First, God tends to become our servant and our need provider and the Great Big Blesser. In other words, this approach to Bible reading tends to see God as One who makes us happy. This short circuits the fuller approach to Bible reading.

Second, this tends to turn the Bible into verses and lines and statements instead of a coherent narrative that begins with creation and leads us to Christ. I don’t believe it is enough to read passages of the Bible in search of a blessing or a promise. Yes, there are blessings and promises along the way — but they are part of that Story and need to be read in that context.

Third, if Thomas Jefferson cut out verses from the Bible, imagine what happens if we read the Bible as little more than blessings and promises! Whoosh, out goes Job. Whoosh, out goes Ecclesiastes. Whoosh, out goes the Exile. Whoosh, out goes the Temptation of Jesus. Whoosh, out goes all kinds of stuff.

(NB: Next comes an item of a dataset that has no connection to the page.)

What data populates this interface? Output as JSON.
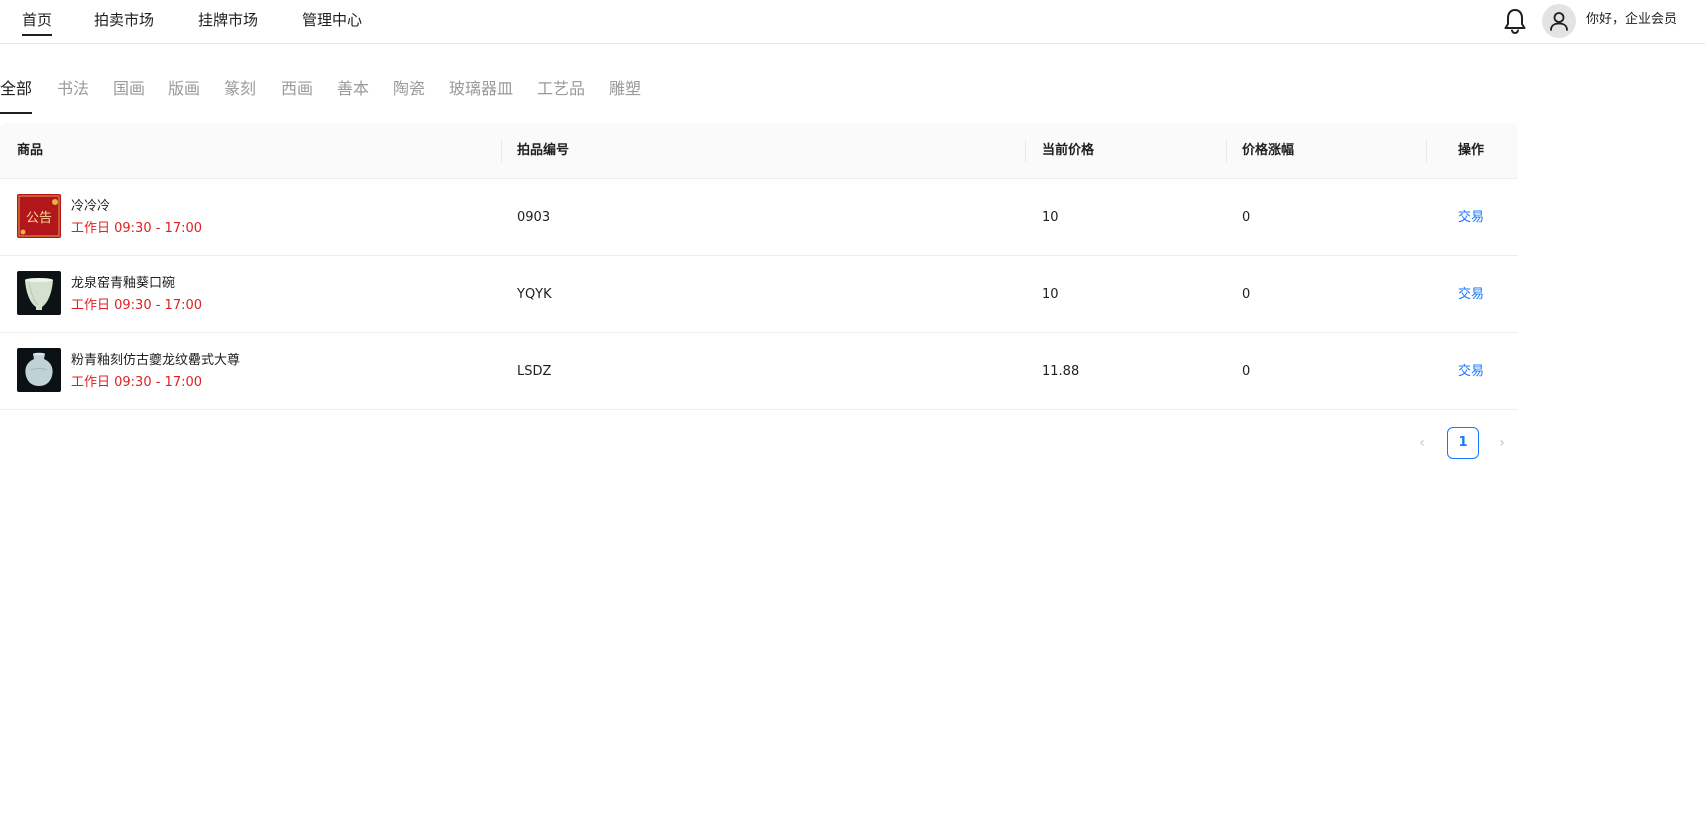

Fourth, reading the Bible as a collection of promises and blessings turns the Bible into a Hallmark calendar of blessings and promises. The Bible is not that. It is so much more.

Finally, think of what this does to the Christian life and spirituality: it turns everything into the quest for happiness and the quest for inner contentment and the quest for self-affirmation. Friends, God is more than your Yes-God; sometimes God is the Naysaying-God.

Frankly, some days are good and some days are bad. Some days we sin and some days we do right. And the Bible speaks to and in each of those circumstances.